No hunter/gatherer likes the experience of seeing a nurturer/provider in pain, aggravated or dealing with things they shouldn't have to deal with. I want to jump up right now, leave work, grab Bella, drive to the rescue and just drop her off like a baby in a basket on the doorstep. But my head tells me that leaving work right now to go deal with this would be a bad move too. Caught between a rock and a hard place.

So, as I began to ponder the possibility that Twink was pissed at me for not following through on my responsibilities... I began to question that response. Was it really that she's pissed at *me* or is she looking for some form of recognition and understanding saying, "This is fucked up! What can we do about it?! Can you please help?" There's a difference between her irritation at the bird and her disappointment with me in not helping out with this situation... one that I directly created.

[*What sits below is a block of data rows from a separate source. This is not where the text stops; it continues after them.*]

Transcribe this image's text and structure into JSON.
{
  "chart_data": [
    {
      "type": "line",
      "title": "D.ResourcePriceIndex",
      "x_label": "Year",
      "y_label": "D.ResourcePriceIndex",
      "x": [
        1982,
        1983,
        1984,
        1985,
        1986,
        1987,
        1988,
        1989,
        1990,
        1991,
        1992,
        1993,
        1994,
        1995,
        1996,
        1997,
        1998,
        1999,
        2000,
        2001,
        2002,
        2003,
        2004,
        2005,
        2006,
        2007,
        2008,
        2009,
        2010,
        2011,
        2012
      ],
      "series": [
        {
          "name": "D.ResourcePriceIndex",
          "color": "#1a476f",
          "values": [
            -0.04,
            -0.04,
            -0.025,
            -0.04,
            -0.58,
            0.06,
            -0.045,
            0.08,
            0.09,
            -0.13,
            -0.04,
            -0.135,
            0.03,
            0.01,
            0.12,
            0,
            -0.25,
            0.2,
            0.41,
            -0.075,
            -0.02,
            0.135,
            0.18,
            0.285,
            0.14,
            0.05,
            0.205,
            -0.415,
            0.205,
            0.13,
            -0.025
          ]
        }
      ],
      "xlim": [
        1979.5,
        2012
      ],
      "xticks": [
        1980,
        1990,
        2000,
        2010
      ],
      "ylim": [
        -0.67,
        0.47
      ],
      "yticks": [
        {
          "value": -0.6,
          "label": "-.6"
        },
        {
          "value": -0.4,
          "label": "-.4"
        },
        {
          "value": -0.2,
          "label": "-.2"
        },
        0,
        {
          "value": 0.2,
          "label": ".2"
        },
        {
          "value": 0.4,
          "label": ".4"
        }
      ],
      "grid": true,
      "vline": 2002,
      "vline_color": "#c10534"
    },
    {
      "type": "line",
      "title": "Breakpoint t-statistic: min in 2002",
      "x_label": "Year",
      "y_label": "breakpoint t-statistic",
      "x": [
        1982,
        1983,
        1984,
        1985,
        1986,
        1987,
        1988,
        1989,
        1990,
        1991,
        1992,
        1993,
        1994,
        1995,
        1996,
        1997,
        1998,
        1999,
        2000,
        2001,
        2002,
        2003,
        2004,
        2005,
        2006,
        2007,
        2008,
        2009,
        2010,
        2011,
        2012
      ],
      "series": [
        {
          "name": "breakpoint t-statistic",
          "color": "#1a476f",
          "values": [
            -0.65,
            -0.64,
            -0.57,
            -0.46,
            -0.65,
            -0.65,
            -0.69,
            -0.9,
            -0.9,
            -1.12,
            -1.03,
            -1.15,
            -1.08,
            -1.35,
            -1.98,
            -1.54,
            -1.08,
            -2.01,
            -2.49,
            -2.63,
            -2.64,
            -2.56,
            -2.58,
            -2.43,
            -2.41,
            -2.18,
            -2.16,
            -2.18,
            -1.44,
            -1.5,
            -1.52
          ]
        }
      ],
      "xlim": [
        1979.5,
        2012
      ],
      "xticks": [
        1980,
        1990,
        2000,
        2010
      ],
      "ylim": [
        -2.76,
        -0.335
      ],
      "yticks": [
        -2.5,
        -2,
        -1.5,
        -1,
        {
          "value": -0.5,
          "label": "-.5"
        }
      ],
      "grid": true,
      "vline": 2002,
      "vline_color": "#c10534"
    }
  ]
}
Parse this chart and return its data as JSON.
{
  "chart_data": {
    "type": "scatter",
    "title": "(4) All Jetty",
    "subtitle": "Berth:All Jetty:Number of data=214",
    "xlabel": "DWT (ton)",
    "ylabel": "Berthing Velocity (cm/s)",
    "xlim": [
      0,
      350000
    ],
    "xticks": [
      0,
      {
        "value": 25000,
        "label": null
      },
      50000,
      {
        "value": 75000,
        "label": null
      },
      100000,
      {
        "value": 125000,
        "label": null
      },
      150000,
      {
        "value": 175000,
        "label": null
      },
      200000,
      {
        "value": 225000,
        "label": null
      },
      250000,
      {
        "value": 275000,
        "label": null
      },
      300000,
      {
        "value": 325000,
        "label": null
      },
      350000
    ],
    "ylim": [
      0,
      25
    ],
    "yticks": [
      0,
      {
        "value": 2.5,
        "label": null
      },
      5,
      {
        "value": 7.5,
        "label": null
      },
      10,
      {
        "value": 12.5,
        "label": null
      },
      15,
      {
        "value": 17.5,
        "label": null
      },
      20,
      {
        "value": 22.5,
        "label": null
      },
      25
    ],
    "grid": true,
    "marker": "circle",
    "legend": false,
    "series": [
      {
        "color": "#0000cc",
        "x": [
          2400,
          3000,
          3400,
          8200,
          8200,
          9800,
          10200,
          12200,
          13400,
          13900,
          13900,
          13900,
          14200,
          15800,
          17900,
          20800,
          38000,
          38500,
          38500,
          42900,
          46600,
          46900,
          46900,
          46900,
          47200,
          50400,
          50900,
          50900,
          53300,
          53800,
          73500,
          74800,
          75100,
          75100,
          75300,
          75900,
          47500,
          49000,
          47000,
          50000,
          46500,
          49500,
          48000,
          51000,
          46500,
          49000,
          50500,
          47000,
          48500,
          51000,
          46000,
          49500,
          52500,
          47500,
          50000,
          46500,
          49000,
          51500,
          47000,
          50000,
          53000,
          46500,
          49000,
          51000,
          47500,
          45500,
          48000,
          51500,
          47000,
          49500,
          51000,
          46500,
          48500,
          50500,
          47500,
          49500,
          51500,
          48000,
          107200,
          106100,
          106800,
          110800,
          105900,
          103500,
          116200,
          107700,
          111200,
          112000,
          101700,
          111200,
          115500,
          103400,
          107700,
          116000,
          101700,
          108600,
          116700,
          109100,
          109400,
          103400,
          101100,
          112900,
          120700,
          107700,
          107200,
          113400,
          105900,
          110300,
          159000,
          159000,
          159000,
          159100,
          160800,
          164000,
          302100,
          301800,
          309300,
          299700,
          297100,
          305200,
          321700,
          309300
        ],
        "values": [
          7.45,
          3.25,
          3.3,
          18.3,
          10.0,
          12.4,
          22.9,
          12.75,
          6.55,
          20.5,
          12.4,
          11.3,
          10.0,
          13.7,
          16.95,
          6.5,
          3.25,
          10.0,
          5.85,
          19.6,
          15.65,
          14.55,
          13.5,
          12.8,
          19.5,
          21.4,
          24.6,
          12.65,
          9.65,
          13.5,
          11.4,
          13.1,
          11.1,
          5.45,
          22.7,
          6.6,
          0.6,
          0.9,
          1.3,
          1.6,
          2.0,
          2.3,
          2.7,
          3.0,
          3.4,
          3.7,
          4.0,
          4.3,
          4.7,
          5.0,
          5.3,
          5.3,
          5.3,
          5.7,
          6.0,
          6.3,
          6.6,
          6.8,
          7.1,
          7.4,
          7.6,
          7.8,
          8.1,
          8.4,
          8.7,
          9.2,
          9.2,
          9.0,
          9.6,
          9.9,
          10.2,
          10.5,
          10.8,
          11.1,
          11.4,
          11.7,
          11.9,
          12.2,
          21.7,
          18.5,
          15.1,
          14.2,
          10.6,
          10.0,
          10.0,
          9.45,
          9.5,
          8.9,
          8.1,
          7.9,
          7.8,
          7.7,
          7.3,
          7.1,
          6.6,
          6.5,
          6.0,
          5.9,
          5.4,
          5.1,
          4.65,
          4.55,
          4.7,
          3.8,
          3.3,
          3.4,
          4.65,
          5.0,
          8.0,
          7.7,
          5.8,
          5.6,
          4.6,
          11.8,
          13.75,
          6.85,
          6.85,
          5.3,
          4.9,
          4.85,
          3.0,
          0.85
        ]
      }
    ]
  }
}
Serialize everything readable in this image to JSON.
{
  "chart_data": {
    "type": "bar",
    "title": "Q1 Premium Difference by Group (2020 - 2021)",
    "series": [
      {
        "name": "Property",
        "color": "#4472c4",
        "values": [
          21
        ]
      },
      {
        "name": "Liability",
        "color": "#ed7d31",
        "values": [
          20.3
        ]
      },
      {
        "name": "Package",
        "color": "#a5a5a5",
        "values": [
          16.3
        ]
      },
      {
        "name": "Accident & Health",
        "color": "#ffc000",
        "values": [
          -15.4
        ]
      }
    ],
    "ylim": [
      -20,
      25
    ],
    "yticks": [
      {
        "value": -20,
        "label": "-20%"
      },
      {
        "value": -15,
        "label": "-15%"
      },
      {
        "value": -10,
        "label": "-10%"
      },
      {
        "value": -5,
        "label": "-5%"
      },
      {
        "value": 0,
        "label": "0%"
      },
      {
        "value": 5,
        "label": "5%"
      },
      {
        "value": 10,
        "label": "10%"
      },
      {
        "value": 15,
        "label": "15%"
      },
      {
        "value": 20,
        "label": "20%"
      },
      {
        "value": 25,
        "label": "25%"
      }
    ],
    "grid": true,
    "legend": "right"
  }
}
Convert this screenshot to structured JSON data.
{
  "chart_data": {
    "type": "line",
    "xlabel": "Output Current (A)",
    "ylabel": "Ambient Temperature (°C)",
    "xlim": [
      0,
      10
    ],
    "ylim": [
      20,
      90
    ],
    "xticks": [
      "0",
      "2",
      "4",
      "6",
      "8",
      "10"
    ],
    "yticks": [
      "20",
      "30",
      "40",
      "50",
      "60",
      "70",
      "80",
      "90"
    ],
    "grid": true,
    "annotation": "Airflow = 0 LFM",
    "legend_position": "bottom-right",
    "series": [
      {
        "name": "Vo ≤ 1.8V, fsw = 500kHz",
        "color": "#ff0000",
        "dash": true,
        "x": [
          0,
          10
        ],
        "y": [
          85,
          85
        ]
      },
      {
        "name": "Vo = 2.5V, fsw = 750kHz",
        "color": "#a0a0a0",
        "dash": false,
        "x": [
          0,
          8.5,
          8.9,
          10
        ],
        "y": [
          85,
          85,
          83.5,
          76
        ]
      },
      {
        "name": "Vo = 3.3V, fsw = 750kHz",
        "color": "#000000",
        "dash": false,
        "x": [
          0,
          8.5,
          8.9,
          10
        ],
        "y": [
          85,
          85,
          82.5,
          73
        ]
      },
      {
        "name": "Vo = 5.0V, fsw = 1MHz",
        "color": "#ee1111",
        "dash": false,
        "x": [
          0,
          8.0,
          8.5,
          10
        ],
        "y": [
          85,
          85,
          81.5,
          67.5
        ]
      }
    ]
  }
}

This is the distinction that I've made and I need to deal with both. So I asked myself the question... do I really love her? Do I really love the family I'm in? The answer came back with a resounding yes, I do. The next thought that came to mind was, "Then stop making it about you and what you want, need, etc." It's a nauseating realization when one comes to the understanding that what they've been doing, although shrouded in the veil of "it's for us," is actually used to make one feel better about themselves. In my heart, that's not what it's about... but I'm not doing a very good job of showing that. I *am* learning, though.

Maybe I should ask for an hour or two to deal with this. I should let her know that I understand what she's upset about... on both counts. That I recognize it, at the very least. This is something I need to do... I feel it in all the "chakras" I have.

I am committing myself now, at this very moment, to deal with my responsibilities... to live up to my promises and to better myself for the benefit of everyone involved. It's the right thing to do. I just hope it's not too late.